Первые несколько дней после того, как я вернулся, рейтинги были огромными, почти миллион человек, это было вдвое выше, чем мы обычно имели. Фактор любопытства, я полагаю. Хозяин ток-шоу теряет ребенка; давайте-ка посмотрим. Но потом рейтинги начали падать.
Наверное, я должен был уволиться, но правда состояла в том, что я не знал, что делать целый день, без работы, что делать по утрам, или после полудня, или на следующий день, или через месяц после, или через год после. Думая об этом все время, становишься беспомощным.
Однажды утром Джессика вошла в гримерку. Она сказала: в сценарии ошибка. Тут должен быть Ральф Клейн, не Кельвин Кляйн. Этот парень был модельером. И пока я говорил, объясняя, что все это знаю, я заметил, что она смотрит на мои губы, и у меня появилось чувство, в самом деле очень странное, что ей хочется поцеловать меня, что моя бесконечная печаль из-за сына каким-то образом ее привлекает. Может быть, ей просто хотелось спасти меня.

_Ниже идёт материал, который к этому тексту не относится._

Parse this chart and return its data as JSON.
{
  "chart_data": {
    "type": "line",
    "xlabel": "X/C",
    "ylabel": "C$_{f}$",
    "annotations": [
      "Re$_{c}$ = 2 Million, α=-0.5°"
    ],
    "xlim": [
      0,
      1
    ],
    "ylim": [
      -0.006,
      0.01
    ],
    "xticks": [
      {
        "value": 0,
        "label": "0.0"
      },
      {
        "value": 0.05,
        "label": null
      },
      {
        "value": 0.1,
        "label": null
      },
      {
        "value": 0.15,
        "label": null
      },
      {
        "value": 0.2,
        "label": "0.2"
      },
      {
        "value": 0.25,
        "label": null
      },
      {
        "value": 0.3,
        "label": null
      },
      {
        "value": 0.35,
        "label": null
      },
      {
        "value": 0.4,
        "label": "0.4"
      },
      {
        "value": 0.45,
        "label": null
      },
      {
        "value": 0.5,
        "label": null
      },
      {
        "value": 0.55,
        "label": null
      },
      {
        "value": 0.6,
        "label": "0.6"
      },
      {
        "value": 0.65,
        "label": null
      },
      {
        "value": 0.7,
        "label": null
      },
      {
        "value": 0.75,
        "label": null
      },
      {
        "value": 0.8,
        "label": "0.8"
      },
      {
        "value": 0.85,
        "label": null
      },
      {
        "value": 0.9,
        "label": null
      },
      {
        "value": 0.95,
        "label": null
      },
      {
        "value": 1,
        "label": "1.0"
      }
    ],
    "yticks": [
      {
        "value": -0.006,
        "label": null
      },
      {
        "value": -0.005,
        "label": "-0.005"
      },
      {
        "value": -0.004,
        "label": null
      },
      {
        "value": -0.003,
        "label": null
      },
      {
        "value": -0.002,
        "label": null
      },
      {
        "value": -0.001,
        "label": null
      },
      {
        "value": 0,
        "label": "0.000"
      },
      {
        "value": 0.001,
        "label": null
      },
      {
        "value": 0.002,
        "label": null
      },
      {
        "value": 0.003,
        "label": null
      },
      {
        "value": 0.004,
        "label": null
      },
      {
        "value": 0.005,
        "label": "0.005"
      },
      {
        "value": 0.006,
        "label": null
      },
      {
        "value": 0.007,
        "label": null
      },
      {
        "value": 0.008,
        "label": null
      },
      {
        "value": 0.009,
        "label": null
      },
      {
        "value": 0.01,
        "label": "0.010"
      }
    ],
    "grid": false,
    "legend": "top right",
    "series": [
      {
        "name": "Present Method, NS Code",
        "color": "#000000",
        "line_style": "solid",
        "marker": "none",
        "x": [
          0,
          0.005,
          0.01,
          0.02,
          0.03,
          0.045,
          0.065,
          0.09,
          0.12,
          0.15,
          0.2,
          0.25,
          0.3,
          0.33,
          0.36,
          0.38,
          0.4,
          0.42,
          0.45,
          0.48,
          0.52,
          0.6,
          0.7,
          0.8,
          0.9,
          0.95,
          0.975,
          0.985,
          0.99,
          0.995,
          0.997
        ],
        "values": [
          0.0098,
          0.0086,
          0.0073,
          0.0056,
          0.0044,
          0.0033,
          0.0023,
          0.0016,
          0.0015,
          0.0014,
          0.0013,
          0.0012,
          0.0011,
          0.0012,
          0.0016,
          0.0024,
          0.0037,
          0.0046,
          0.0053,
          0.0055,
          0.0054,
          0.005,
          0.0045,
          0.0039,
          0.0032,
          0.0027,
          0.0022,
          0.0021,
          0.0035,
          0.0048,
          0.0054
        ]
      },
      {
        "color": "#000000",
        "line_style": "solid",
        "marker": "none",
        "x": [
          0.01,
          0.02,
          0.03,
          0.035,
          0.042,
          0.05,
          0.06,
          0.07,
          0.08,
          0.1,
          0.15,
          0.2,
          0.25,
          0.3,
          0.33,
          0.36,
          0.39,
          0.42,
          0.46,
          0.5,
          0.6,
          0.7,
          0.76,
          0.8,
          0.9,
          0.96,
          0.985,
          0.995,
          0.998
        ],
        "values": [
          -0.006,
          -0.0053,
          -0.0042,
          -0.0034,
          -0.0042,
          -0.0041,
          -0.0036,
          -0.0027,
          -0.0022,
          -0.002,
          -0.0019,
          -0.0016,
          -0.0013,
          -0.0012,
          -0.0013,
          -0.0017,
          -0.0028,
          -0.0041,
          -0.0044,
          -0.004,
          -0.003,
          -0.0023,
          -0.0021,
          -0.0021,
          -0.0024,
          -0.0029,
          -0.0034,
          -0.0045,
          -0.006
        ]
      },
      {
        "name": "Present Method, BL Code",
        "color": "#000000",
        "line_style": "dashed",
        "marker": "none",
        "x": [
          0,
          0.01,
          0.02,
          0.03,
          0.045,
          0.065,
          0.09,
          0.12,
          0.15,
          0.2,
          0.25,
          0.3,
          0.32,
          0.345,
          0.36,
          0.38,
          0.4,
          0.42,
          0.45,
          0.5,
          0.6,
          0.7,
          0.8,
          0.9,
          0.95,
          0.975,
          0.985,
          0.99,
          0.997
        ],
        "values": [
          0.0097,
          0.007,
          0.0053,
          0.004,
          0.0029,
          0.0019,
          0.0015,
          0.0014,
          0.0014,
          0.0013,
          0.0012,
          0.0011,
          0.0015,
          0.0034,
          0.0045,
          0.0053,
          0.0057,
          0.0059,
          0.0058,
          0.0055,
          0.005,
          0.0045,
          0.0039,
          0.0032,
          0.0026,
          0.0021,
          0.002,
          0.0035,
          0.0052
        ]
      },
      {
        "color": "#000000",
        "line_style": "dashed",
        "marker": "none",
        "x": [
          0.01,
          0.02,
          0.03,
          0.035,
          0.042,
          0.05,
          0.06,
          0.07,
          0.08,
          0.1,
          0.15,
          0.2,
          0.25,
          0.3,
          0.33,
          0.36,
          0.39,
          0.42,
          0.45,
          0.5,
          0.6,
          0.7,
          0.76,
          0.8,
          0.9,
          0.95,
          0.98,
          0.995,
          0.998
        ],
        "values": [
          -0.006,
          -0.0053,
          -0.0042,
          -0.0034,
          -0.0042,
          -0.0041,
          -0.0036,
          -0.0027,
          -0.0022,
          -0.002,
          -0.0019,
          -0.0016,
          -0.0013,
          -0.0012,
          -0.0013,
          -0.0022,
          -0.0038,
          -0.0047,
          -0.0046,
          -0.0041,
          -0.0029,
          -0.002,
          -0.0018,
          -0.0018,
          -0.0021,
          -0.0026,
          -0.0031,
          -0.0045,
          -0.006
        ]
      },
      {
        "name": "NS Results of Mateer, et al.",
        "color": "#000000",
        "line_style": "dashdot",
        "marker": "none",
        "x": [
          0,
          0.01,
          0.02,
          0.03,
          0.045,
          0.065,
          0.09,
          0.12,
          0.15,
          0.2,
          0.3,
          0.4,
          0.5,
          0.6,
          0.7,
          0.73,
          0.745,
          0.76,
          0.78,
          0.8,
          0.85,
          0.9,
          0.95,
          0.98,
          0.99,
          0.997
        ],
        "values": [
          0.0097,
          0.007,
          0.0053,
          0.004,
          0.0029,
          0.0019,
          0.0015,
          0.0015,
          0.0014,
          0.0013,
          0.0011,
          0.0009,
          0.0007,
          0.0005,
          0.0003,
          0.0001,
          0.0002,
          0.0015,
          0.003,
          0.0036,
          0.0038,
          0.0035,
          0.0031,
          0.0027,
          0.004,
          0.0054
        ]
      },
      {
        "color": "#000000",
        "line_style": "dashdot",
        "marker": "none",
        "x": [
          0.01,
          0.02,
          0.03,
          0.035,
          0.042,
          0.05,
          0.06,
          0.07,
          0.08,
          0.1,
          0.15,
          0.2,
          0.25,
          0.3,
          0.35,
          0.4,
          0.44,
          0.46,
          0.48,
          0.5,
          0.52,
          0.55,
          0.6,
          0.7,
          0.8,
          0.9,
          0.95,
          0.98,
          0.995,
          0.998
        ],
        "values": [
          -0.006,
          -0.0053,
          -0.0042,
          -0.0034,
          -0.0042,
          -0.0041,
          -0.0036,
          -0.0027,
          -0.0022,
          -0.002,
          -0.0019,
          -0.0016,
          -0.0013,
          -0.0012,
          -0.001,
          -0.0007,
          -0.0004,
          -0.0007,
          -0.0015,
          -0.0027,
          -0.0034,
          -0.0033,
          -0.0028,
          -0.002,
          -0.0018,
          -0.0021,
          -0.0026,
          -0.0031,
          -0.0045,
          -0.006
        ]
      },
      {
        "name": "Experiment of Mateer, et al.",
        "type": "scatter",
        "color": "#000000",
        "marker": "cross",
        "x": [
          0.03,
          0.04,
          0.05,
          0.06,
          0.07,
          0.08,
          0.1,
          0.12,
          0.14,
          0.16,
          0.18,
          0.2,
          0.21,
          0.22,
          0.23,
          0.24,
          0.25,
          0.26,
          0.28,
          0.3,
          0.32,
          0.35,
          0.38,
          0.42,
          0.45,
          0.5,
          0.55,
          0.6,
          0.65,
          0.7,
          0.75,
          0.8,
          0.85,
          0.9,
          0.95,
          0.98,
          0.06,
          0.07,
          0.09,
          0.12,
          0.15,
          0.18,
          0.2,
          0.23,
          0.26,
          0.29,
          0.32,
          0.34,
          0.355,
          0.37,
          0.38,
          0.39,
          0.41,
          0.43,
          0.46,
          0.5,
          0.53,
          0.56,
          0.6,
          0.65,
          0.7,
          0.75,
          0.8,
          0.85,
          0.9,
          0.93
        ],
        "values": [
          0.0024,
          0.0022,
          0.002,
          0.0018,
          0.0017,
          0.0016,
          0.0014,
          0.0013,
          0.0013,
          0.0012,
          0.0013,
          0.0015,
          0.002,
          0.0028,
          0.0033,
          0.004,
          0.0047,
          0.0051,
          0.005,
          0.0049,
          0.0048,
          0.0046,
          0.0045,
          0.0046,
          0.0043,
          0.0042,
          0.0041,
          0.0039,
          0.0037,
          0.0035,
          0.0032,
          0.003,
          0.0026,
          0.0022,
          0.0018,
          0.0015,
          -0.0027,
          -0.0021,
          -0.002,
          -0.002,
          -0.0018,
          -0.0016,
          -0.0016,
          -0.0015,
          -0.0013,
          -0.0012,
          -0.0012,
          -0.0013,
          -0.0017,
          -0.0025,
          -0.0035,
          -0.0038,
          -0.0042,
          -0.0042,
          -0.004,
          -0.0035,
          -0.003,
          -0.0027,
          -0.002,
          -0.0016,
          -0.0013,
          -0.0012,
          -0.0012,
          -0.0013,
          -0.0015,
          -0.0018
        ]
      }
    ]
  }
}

— Моя мать — ваша большая фанатка, — сказала она.
— Угу.
— Она смотрит вас как прикованная.
— Мило.
— Она просила узнать у вас, не еврей ли вы.
— Нет, я не еврей.
— Я ей так и сказала. Но она говорит, что вы должны быть евреем, чтобы так говорить.
— Нет, я не еврей.
— Все равно, она просила меня узнать, может ли она когда-нибудь с вами встретиться. Это по-настоящему ее взволнует.
— Очень лестно.
— Может быть, вы сможете как-нибудь пообедать с нами.
Я видел, что ей хочется быть доброй.
— Обед с вами и вашей мамой?
— Ну, там будет еще один парень.
— Ох.
— У нее новый муж. Он настоящий козел, но они всюду ходят вместе.
— Очень плохо.
— Что именно?
— Иметь козла в качестве отчима.
— Пожалуйста, он не мой отчим. Он просто козел. — Она сделала паузу. — Она хочет, чтобы я вернула ей ключи от дома.